Fans often complain about being burned by spoilers on Twitter or blog posts and shut down their smartphones when the show airs. But there is one thing they cannot control -- the so-called spinning wheel of death that greeted many when they tried watching the season four premiere in April on HBO's streaming service HBO GO, which is offered in conjunction with the premium channel.
"We spent 45 minutes waiting for it to load and finally at 10 p.m. we drove to my parents' place five blocks away and watched it on demand," 26-year-old fan Marissa Christy told CBS News.
She was relieved to finally catch up with the world of Westeros, but wished it had been from the comfort of her own home. "'Game of Thrones' is not the kind of show that you want to watch with your parents," she said. "They always seem to enter the room during the worst scenes."
The software designer from Grand Rapids, Mich., is hoping the incident won't happen again with the show's finale on Sunday, June 15. But according to experts, she shouldn't be too optimistic. Simply put, HBO is a victim of its own success.
The channel confirmed to CBS News that the April outage of HBO GO was because of "overwhelming demand," which it's likely to face again Sunday night. The network had similar issues in March with the finale of crime drama "True Detective," starring Woody Harrelson and Matthew McConaughey.
Indeed, "Game of Thrones" is wildly popular, attracting 18.4 million viewers per episode on average during this season overall. That beat the previous HBO viewing record of 18.2 million held by the Sopranos in 2002.
"Nobody had foreseen the amount of content delivered through networks. These problems will exacerbate over time," said Neil Sequeira, Managing Director of venture capital firm General Catalyst Partners, based in Palo Alto, Calif.
Sequeira, a former exec at Time Warner, the parent company of HBO, says it's because there are just too many people trying to view the show all at once online for the system to handle.
"We need to get one hundred times more data through the pipes than we did ten years ago," he said. "Given different consumption patterns, the Internet infrastructure will continue to have bottlenecks which can lead to these types of failures."
A complete physical upgrade of that infrastructure would cost billions of dollars, as it would involve tearing up streets and reconnecting households. Google is starting to do that by installing ultra-high speed broadband in a number of areas such as Kansas City, Mo., and Austin, Texas, but it requires a lot of capital and will take time to expand nationwide.
"It is the last mile where you get the most headache. Google believes we need fiber going into the home, but that would cost around $5,000 per home," said Sequeira.
In the meantime, industry insiders are trying to come up with viable short-term solutions to keep data and video streams flowing. Perhaps the most contentious proposal would upend the tradition of net neutrality.

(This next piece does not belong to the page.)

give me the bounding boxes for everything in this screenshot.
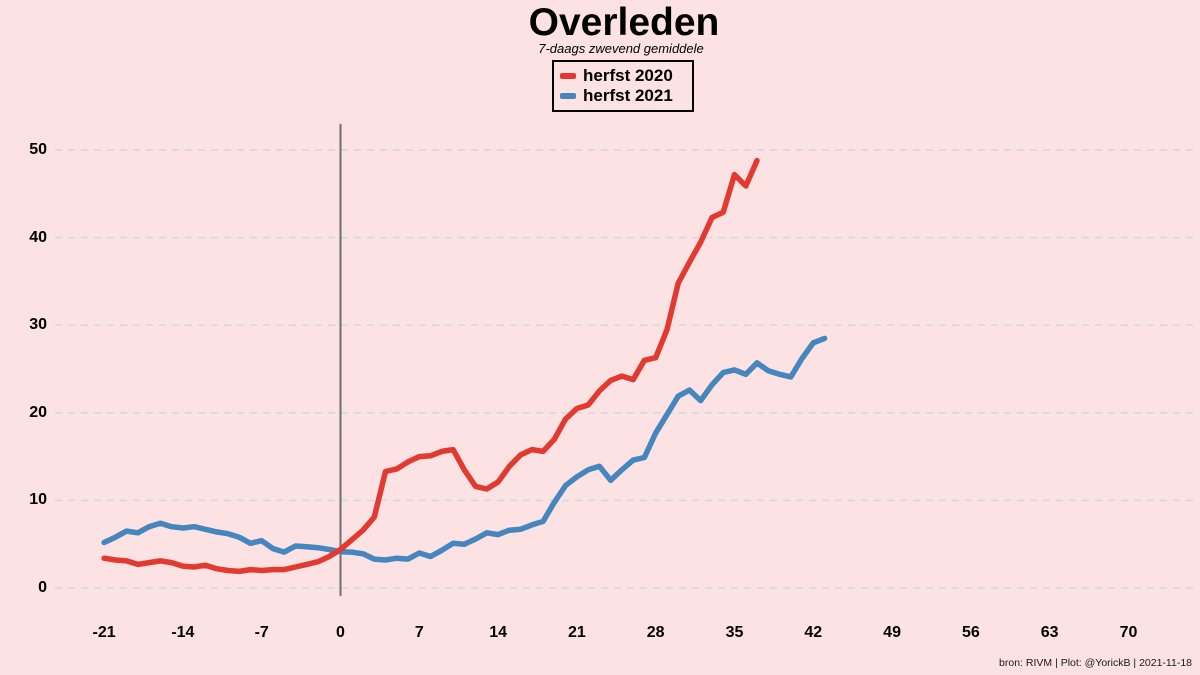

In May, the Federal Communications Commission, took a step towards changing that standard by proposing new regulations that could open the possibility of "fast lanes" for Internet traffic from websites that can afford to pay for the privilege.
Sequeira argues that may work for companies such as Netflix, which have the cash to strike deals with cable providers like Comcast and Verizon. But the proposal may block startups trying to get a toehold in the burgeoning streaming market. According to Cisco, video is expected to grow to 84 percent of internet traffic in the U.S. by 2018, from 78 percent currently.
Sequeira instead suggests charging consumers more for the privilege of better access.
"We need a tier pricing structure so the networks can be upgraded. Instead of paying about $50 a month for high-speed data, then maybe you should pay $100 a month."
It is an idea that may not be welcomed by Internet customers.
"HBO GO has been very reliable for me, except this one time. I don't think I would pay more for uninterrupted streaming," said Marissa Christy.
Instead she favors a different solution, paying for services individually.
"If HBO GO were available as a standalone product, we would be interested in that alternative. We don't even have a TV to use our current cable subscription."